Pro cycling hasn’t done itself any favors. Between infighting at the top between the teams, the UCI, and ASO, and the ongoing, all-consuming stigma of doping, it’s a miracle people are still being paid to ride bikes. That’s a shame, because it really is entertaining, if not always for four hours at a stretch.
This week’s Group Ride is about fixing all that, getting our sport back on the up-and-up, and putting my ass back on the couch to watch people who really know how to ride do it better than I do.
Herewith, two crazy, impractical ideas to revolutionize pro cycling:
- Move the UCI out of the picture.
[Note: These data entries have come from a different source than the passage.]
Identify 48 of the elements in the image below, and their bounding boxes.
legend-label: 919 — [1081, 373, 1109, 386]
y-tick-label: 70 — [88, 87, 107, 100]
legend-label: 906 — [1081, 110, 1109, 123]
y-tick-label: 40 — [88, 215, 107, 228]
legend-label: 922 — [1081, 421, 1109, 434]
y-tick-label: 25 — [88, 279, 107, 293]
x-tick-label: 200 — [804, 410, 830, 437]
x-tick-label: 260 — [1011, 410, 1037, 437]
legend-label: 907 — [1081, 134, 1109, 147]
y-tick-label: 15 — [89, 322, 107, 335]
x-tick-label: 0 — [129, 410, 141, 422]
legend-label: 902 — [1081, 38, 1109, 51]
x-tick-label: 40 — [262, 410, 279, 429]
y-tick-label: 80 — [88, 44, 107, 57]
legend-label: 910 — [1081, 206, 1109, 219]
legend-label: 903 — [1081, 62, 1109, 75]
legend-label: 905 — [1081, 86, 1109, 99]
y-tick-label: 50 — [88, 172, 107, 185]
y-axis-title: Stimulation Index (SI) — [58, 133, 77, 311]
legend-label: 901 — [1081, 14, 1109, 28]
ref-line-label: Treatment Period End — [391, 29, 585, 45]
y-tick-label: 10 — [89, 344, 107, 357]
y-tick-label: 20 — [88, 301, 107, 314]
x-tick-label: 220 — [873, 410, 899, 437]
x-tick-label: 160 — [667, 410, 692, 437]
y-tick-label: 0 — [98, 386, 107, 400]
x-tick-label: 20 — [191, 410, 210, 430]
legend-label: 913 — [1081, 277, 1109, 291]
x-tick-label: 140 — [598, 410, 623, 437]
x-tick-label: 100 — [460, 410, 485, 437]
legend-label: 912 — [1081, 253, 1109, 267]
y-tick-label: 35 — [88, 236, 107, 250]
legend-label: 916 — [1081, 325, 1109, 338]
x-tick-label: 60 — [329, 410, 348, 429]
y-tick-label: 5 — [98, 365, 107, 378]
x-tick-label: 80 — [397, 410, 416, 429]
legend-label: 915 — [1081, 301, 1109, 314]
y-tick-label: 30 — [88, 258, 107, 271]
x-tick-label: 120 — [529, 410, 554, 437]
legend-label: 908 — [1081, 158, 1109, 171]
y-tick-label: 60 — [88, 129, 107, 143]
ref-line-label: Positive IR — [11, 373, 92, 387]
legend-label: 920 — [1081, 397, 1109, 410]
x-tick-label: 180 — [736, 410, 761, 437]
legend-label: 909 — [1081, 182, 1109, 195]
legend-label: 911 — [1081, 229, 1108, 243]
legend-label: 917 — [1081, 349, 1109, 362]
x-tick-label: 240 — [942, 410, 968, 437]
Yes, I know. That’s insane! But my thinking is this: ASO (and a few smaller promoters) spends the money to put on the races. Having the UCI involved, on a deep level, in how they are run takes away ASO’s independence, and up to this point, hasn’t returned a lot of value. Forget about corruption, this is about too many cooks in the kitchen. In my vision, ASO promotes the events and admits teams based on their own criteria. The UCI can accredit officials, but those officials should be hired by the promoter. ASO should pay for doping controls, if they want clean races.
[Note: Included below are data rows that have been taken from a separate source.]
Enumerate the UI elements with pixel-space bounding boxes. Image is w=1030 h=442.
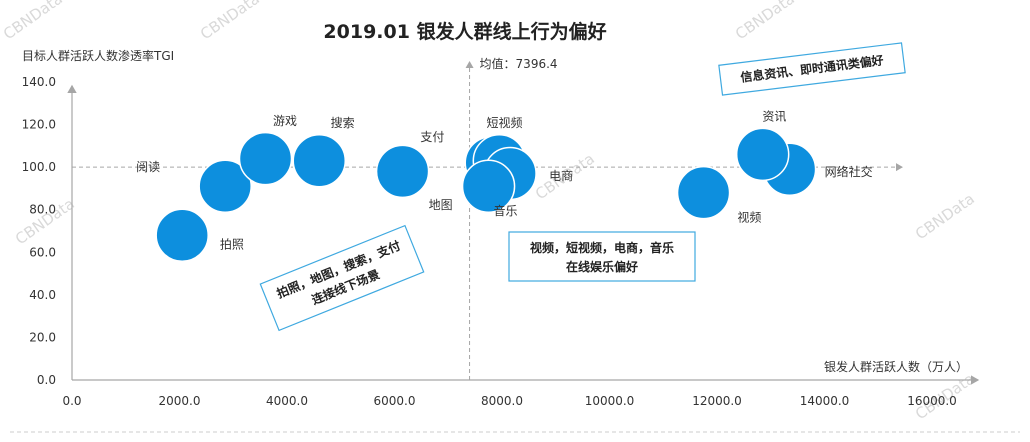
x-tick-label: 12000.0 [692, 394, 742, 408]
bubble-label: 地图 [429, 198, 453, 212]
annotation-box-entertainment: 视频，短视频，电商，音乐 在线娱乐偏好 [508, 231, 696, 282]
bubble-label: 音乐 [493, 203, 517, 218]
x-tick-label: 16000.0 [907, 394, 957, 408]
annotation-box-info: 信息资讯、即时通讯类偏好 [718, 42, 906, 96]
bubble-label: 搜索 [331, 115, 355, 130]
x-tick-label: 8000.0 [481, 394, 523, 408]
bubble-地图 [375, 144, 430, 199]
x-tick-labels: 0.0 2000.0 4000.0 6000.0 8000.0 10000.0 12000.… [62, 394, 956, 408]
bubble-label: 游戏 [273, 114, 297, 128]
y-tick-label: 120.0 [22, 118, 56, 132]
y-tick-label: 0.0 [37, 373, 56, 387]
chart-title: 2019.01 银发人群线上行为偏好 [323, 20, 606, 43]
annotation-text: 在线娱乐偏好 [566, 259, 638, 274]
y-axis-title: 目标人群活跃人数渗透率TGI [22, 48, 174, 63]
x-tick-label: 4000.0 [266, 394, 308, 408]
bubble-阅读 [198, 159, 252, 214]
watermark-text: CBNData [0, 0, 66, 43]
bubble-视频 [676, 165, 731, 220]
y-tick-label: 80.0 [29, 203, 56, 217]
bubble-label: 网络社交 [825, 164, 873, 179]
bubble-label: 支付 [420, 130, 444, 144]
watermark-text: CBNData [732, 0, 798, 43]
bubbles [155, 127, 817, 263]
y-tick-label: 60.0 [29, 245, 56, 259]
watermark-text: CBNData [197, 0, 263, 43]
x-tick-label: 2000.0 [159, 394, 201, 408]
bubble-搜索 [292, 134, 346, 188]
x-axis-title: 银发人群活跃人数（万人） [824, 359, 968, 374]
bubble-label: 电商 [549, 168, 573, 183]
bubble-label: 视频 [737, 209, 761, 224]
bubble-label: 短视频 [487, 115, 523, 130]
y-tick-label: 40.0 [29, 288, 56, 302]
x-tick-label: 10000.0 [585, 394, 635, 408]
bubble-label: 阅读 [136, 160, 160, 174]
bubble-资讯 [735, 127, 790, 182]
bubble-label: 拍照 [220, 236, 244, 251]
x-tick-label: 6000.0 [374, 394, 416, 408]
watermark-text: CBNData [912, 190, 978, 244]
mean-label: 均值：7396.4 [480, 56, 558, 71]
annotation-box-offline: 拍照，地图，搜索，支付 连接线下场景 [259, 224, 425, 332]
bubble-音乐 [461, 159, 516, 214]
y-tick-labels: 0.0 20.0 40.0 60.0 80.0 100.0 120.0 140.0 [22, 75, 56, 387]
y-tick-label: 100.0 [22, 160, 56, 174]
annotation-text: 视频，短视频，电商，音乐 [530, 240, 674, 255]
bubble-游戏 [238, 131, 293, 186]
y-tick-label: 20.0 [29, 330, 56, 344]
x-tick-label: 0.0 [62, 394, 81, 408]
bubble-拍照 [155, 208, 209, 263]
bubble-label: 资讯 [762, 110, 786, 124]
y-tick-label: 140.0 [22, 75, 56, 89]
x-tick-label: 14000.0 [800, 394, 850, 408]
- The teams need more permanent identities. This-Year’s-Sponsor may be a reasonable way to talk about a group of riders, but with sponsors jumping in and out of the sport, the teams lack any enduring characteristics for fans to hold onto. Back in the day (please send me one piece of hate mail every time I use this phrase), sponsors signed up for the long(er) haul. Think Peugot or Euskaltel. That’s not the case anymore, so the teams are substantively different from season to season, and that makes being a fan hard. To that end, the pro teams should exist as permanent entries in ASO’s season, with owners able to buy and sell their franchises as they see fit, but always maintaining some core identity by color or insignia.
This week’s Group Ride asks, am I nuts? What would you do? Or is it not broken, and therefore not in need of fixing? If nothing changes, do you think the sport will eventually return to its zenith of popularity.